The government’s application to use the underground spaces under Valletta’s Casa Lanfreducci fully respected the building’s historical and architectural context, the Infrastructure Ministry said yesterday.

The ministry also denied the house had been built on “some burial grounds” or that “some sacrilegious dug out” was being carried out under the adjacent church of our Lady of Victory, as suggested by Flimkien għal Ambjent Aħjar.

The ministry’s comments were in reply to the environmentalist organisation’s objections to plans to use the basement of Casa Lanfreducci as backstage facilities for Renzo Piano’s roofless theatre in Valletta.

FAA claimed the basement was an extension of the crypt of the Our Lady of Victory church, the first structure built in Valletta by the Knights of St John. It also accused the government of extending the footprint of an initial application by submitting subsequent applications and of “slipping in” other applications with the original one.

The ministry said the FAA was “flatly wrong” when it claimed some form of deception so as not to have the original application for the development seem too intrusive.

“On the contrary, the decision for the fresh application was a result of the decision to explore alternative solutions that would bring about less excavation than was originally planned and fully permitted by the original permit,” it said. This decision would actually reduce the footprint of the excavated site by a fifth, thus minimising any impact on the surrounding monuments and historic structures.

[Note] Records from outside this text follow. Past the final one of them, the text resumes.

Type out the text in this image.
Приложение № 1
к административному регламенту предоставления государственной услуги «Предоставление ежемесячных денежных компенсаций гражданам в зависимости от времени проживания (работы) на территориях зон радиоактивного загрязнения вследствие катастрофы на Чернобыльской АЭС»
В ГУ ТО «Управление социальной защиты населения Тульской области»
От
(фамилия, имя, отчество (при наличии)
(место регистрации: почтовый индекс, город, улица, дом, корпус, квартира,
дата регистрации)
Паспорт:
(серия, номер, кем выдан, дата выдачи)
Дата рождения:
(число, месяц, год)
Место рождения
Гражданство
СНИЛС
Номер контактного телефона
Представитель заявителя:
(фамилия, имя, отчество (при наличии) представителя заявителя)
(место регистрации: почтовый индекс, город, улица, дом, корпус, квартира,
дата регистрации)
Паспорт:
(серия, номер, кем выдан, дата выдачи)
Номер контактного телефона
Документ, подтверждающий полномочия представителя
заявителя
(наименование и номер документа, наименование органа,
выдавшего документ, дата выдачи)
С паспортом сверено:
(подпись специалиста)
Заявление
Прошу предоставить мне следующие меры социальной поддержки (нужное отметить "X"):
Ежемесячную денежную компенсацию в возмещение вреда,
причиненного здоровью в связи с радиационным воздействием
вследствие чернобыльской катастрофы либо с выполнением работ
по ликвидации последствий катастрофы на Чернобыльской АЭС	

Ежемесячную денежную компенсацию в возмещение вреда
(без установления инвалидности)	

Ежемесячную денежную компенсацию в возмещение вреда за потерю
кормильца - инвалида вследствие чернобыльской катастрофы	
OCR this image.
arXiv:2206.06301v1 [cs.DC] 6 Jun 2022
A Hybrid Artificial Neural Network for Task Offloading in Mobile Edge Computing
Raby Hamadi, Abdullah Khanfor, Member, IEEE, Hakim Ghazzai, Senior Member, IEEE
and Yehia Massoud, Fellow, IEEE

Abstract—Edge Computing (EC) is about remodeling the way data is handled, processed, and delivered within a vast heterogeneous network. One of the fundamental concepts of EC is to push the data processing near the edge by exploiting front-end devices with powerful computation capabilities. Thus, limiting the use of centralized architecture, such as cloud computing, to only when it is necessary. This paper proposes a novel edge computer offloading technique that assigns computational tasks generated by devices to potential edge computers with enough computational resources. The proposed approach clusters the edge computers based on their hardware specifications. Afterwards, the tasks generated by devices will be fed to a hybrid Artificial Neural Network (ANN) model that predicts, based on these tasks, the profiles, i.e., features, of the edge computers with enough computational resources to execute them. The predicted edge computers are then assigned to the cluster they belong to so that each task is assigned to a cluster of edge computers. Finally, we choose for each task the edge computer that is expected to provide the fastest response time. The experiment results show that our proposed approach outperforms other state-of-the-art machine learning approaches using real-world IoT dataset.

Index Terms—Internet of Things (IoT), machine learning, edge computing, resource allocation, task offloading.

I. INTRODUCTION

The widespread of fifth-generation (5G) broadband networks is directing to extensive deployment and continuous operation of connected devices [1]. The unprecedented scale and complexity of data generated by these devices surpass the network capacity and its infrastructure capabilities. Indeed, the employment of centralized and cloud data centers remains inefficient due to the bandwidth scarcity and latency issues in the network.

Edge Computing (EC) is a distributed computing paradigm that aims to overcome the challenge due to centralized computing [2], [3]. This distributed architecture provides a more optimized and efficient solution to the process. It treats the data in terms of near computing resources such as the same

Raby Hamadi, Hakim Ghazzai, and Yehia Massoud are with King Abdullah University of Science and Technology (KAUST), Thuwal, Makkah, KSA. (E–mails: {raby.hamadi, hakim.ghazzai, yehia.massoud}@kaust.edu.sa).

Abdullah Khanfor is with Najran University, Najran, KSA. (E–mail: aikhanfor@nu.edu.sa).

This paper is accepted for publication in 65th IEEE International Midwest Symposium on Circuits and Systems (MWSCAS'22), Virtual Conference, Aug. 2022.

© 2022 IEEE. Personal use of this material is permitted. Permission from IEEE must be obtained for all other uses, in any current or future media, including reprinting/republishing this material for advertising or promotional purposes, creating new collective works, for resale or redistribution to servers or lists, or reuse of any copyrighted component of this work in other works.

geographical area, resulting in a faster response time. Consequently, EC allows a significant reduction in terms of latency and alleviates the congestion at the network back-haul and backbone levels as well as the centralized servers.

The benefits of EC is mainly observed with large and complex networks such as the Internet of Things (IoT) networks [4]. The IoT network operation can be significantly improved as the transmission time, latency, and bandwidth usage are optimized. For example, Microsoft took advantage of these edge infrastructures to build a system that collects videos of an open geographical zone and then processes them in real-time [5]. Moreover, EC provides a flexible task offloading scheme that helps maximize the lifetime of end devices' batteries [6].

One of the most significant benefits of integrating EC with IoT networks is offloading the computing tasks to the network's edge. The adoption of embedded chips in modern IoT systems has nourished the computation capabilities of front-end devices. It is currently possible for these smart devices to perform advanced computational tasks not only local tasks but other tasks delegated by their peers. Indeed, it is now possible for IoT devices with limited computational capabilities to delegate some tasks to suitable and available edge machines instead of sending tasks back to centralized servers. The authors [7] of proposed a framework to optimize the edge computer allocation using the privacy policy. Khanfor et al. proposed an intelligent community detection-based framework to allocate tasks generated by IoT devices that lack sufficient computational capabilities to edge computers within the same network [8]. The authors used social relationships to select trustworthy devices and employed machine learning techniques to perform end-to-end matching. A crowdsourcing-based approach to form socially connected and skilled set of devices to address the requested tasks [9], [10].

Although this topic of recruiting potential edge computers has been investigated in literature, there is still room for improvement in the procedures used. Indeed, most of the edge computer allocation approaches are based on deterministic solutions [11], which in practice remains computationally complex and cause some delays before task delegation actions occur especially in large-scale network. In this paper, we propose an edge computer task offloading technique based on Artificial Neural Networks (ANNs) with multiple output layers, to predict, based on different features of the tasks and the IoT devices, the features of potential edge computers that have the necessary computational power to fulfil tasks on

The footprint of the buildings in the controversy was barely being excavated at all, the ministry said, pointing out all that would be dug out were some four square metres for a lift and just over 12 square metres for a staircase.

“None of this is happening in some ‘hallowed burial ground’,” the ministry said. The church and anything below, in or adjacent to it were not affected by the application.

The heritage trust Din l-Art Ħelwa yesterday urged the government not to take any decisions on the future of the basement space under Casa Lanfreducci until the necessary studies about its historical uses were carried out and the conclusions made public. If it were shown that this basement area was once used as a burial ground, then the area must be treated with due respect.

Din l-Art Ħelwa was involved in two restoration projects at Our Lady of Victory church in the past and had drawn up plans for ongoing restoration of the ceiling paintings as well as other aspects of the church in the near future. The crypt was to be included in the restoration project, it said.

However, the government maintained that Casa Lanfreducci was by no means the church of Our Lady of Victory and “was not the ancient palace of renown built on some burial grounds”. The house was originally called Casa Cassar and was renamed Lanfreducci only recently in honour of the family who owned the house next door that was demolished in the 19th century to make way for the Royal Opera House.

Though burial in crypts under churches was known to occur, the notion that the basements of neighbouring houses were somehow used as extensions for burial was not normal, the ministry said.

It maintained that in the “unlikely event that anything specific is found”, it would respect the normal legal process.